In Introduction to Real Analysis second edition by Bartle & Sherbert's, there is a proof of Raabe's Test for absolute convergence. The problem is that I don't understand why some part of the proof is necessary. I will show you first the proof as it is in the book, and then explain what I don't understand. Part (a) of the test is as follows:
Raabe's Test: Let $X:=(x_n)$ be a sequence of nonzero real numbers.

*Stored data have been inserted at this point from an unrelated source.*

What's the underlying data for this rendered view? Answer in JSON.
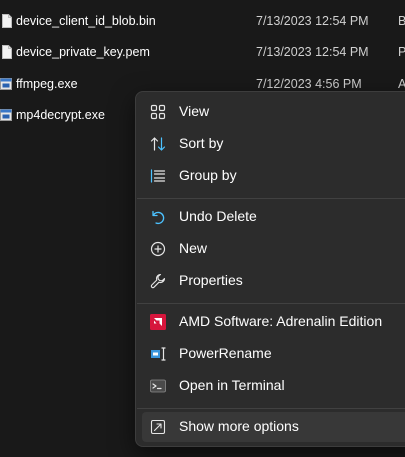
{
  "files": [
    {
      "name": "device_client_id_blob.bin",
      "date": "7/13/2023 12:54 PM",
      "type": "B",
      "icon": "file-icon"
    },
    {
      "name": "device_private_key.pem",
      "date": "7/13/2023 12:54 PM",
      "type": "P",
      "icon": "file-icon"
    },
    {
      "name": "ffmpeg.exe",
      "date": "7/12/2023 4:56 PM",
      "type": "A",
      "icon": "exe-icon"
    },
    {
      "name": "mp4decrypt.exe",
      "date": "",
      "type": "",
      "icon": "exe-icon"
    }
  ],
  "menu": {
    "view": "View",
    "sort_by": "Sort by",
    "group_by": "Group by",
    "undo_delete": "Undo Delete",
    "new": "New",
    "properties": "Properties",
    "amd": "AMD Software: Adrenalin Edition",
    "power_rename": "PowerRename",
    "open_terminal": "Open in Terminal",
    "show_more": "Show more options"
  },
  "colors": {
    "background": "#191919",
    "menu_bg": "#2c2c2c",
    "accent_blue": "#4cc2ff",
    "amd_red": "#d6163c"
  }
}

If there exists numbers $a>1$ and $K\in\mathbb{N}$ such that $$\left|\frac{x_{n+1}}{x_n}\right|\leq 1-\frac{a}{n}\quad\text{for}\quad n\geq K,$$ then $\sum x_n$ is absolutely convergent.
Proof: If the inequality holds, then we have $$k|x_{k+1}|\leq(k-1)|x_k|-(a-1)|x_k|\quad\text{for}\quad k\geq K$$ On reorganizing the inequality, we have $$(k-1)|x_k|-k|x_{k+1}|\geq(a-1)|x_k|>0\quad\text{for}\quad k\geq K$$ from which we deduce that the sequence $(k|x_{k+1}|)$ is decreasing for $k\geq K$. If we add the last inequality for $k=K,\ldots,n$ and note that the left side telescopes, we get $$(K-1)|x_K|-n|x_{n+1}|\geq(a-1)(|x_K|+\cdots+|x_n|).$$ This shows (why?) that the partial sums of $\sum|x_n|$ are bounded and establishes the absolute convergence of the series. Q.E.D.
Now, I don't see why it is important to show that the sequence $(k|x_{k+1}|)$ is decreasing. From the inequality $$(K-1)|x_K|-n|x_{n+1}|\geq(a-1)(|x_K|+\cdots+|x_n|).$$ we have $$(a-1)(|x_K|+\cdots+|x_n|)\leq (K-1)|x_K|\quad\text{for}\quad k\geq K$$ independently if $(k|x_{k+1}|)$ is decreasing or not since $n|x_{n+1}|>0$. So the partial sums of $\sum|x_n|$ are bounded anyway. Can someone explain me what I am missing?